Ressalva-se, porém, que as modificações e o ritmo com que elas ocorrem variam de acordo com as diferentes sociedades, uma vez que os valores que fundamentam as ações humanas são distintos. Se, no Brasil, a luta contra a homofobia é uma realidade e os homossexuais têm obtido diversos resultados, sobretudo, na área jurídica, nas sociedades islâmicas, por exemplo, a criação destes novos direito não é possível e talvez não o seja jamais. Neste caso, a reação a certos comportamentos contrários a sua crença e tradição é muito mais forte do que a possível tentativa de fugir aos padrões adotados. Por isso, o agir social cotidiano freia a criação de novos direitos, já que está, fortemente, vinculado a uma normatividade religiosa.

Como se vê, a criação de novos direitos depende, de modo significativo, da ação social e ocorre apenas se esta for capaz de se sobrepor às reações que, eventualmente, possam surgir.

O Direito como Absorção Inovativa

O Direito é criado pelas concepções e costumes sociais e se modifica gradativa e concomitantemente com a sociedade. Dessa forma, novos hábitos sociais, inovações na maneira de pensar e agir de uma sociedade refletem diretamente na maneira como o Direito é aplicado, visto e construído.

É preciso ter em mente que essa “evolução” à que o Direito está sujeito não é direcionada para um determinado sentido e direção e muito menos condicionada por valores únicos e universais. Cada nação, estado ou comunidade carrega seus próprios valores e, em vista disso, se modifica de acordo com essas características próprias, formando sua identidade.

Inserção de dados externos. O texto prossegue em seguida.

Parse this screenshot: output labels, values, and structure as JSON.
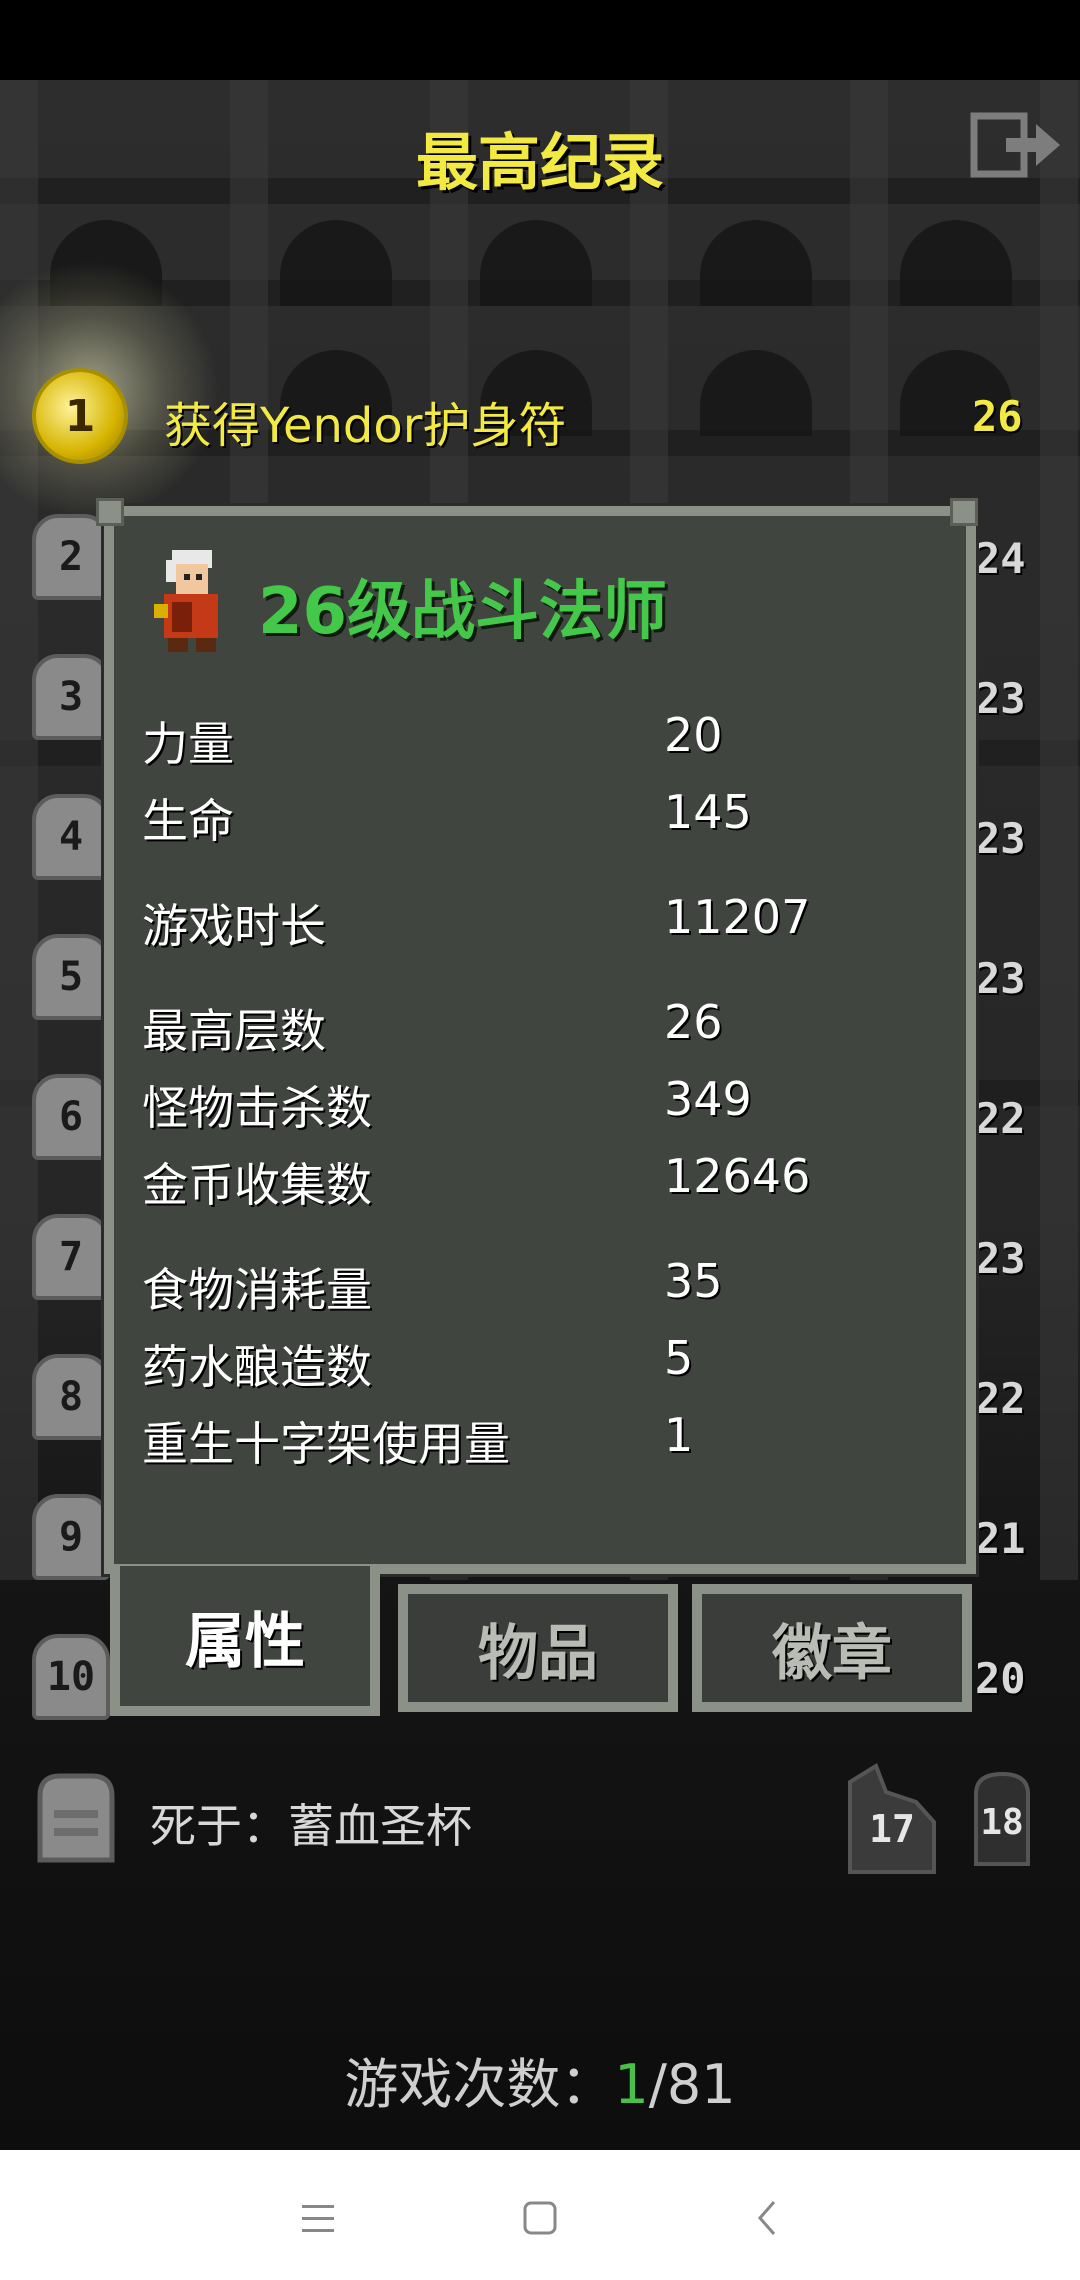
{
  "header": {
    "title": "最高纪录"
  },
  "rank1": {
    "rank": "1",
    "description": "获得Yendor护身符",
    "level": "26"
  },
  "side_ranks": [
    {
      "rank": "2",
      "level": "24"
    },
    {
      "rank": "3",
      "level": "23"
    },
    {
      "rank": "4",
      "level": "23"
    },
    {
      "rank": "5",
      "level": "23"
    },
    {
      "rank": "6",
      "level": "22"
    },
    {
      "rank": "7",
      "level": "23"
    },
    {
      "rank": "8",
      "level": "22"
    },
    {
      "rank": "9",
      "level": "21"
    },
    {
      "rank": "10",
      "level": "20"
    }
  ],
  "dialog": {
    "hero_title": "26级战斗法师",
    "stats": [
      {
        "label": "力量",
        "value": "20"
      },
      {
        "label": "生命",
        "value": "145"
      },
      {
        "label": "游戏时长",
        "value": "11207"
      },
      {
        "label": "最高层数",
        "value": "26"
      },
      {
        "label": "怪物击杀数",
        "value": "349"
      },
      {
        "label": "金币收集数",
        "value": "12646"
      },
      {
        "label": "食物消耗量",
        "value": "35"
      },
      {
        "label": "药水酿造数",
        "value": "5"
      },
      {
        "label": "重生十字架使用量",
        "value": "1"
      }
    ],
    "tabs": {
      "attributes": "属性",
      "items": "物品",
      "badges": "徽章"
    }
  },
  "bottom": {
    "death_text": "死于：蓄血圣杯",
    "grave_a_level": "17",
    "grave_b_level": "18",
    "games_label": "游戏次数：",
    "games_current": "1",
    "games_total": "/81"
  },
  "colors": {
    "title": "#f2ea43",
    "hero": "#44c84a",
    "panel": "#414540",
    "frame": "#8c9188"
  },
  "icons": [
    "exit-icon",
    "amulet-medal-icon",
    "tombstone-icon",
    "battle-mage-hero-icon",
    "menu-icon",
    "home-icon",
    "back-icon"
  ]
}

De acordo com Weber, essas “inovações” determinantes do Direito sofrem uma certa “seleção natural” a qual discrimina aqueles pontos que mais se identificam com as concepções de cada sociedade, sendo descartadas aquelas que não condizem com tais. Com isso, tem-se o esclarecimento da existência de sociedades com ordenamentos tão distintos e o fato delas estarem totalmente desvinculadas de uma uniformização; embasa-se também a nulidade da probabilidade de convergência absoluta de valores num futuro.

O homossexualismo, transexualismo e as discussões decorrentes, o uso cada vez mais constante e amplo de redes sociais como o “facebook”, ”twitter”, “youtube” e as dificuldades de regulamentação advindas desses “portais” que podem ser tanto utilizados como facilitadores da vida das pessoas como serem vistos como verdadeiros invasores da privacidade e janelas para a impunidade criminal são justamente exemplos de temas muito recorrentes na sociedade pós-moderna que, com certeza, serão determinantes na criação de novas concepções e inovações no direito positivo. Este tipo de inovação é o que causa revoluções e grandes reviravoltas no Direito, tornando-o cada vez mais condizente com as concepções atualizadas de cada sociedade e projetando-se como instrumento organizacional, racionalizador das emoções humanas e, principalmente, refletor das crenças e cultura de uma determinada sociedade.

O Direito é transformação, documento histórico-cultural, estatuidor da ordem, causa e conseqüência de comportamentos humanos e, mais que tudo, constante dialética.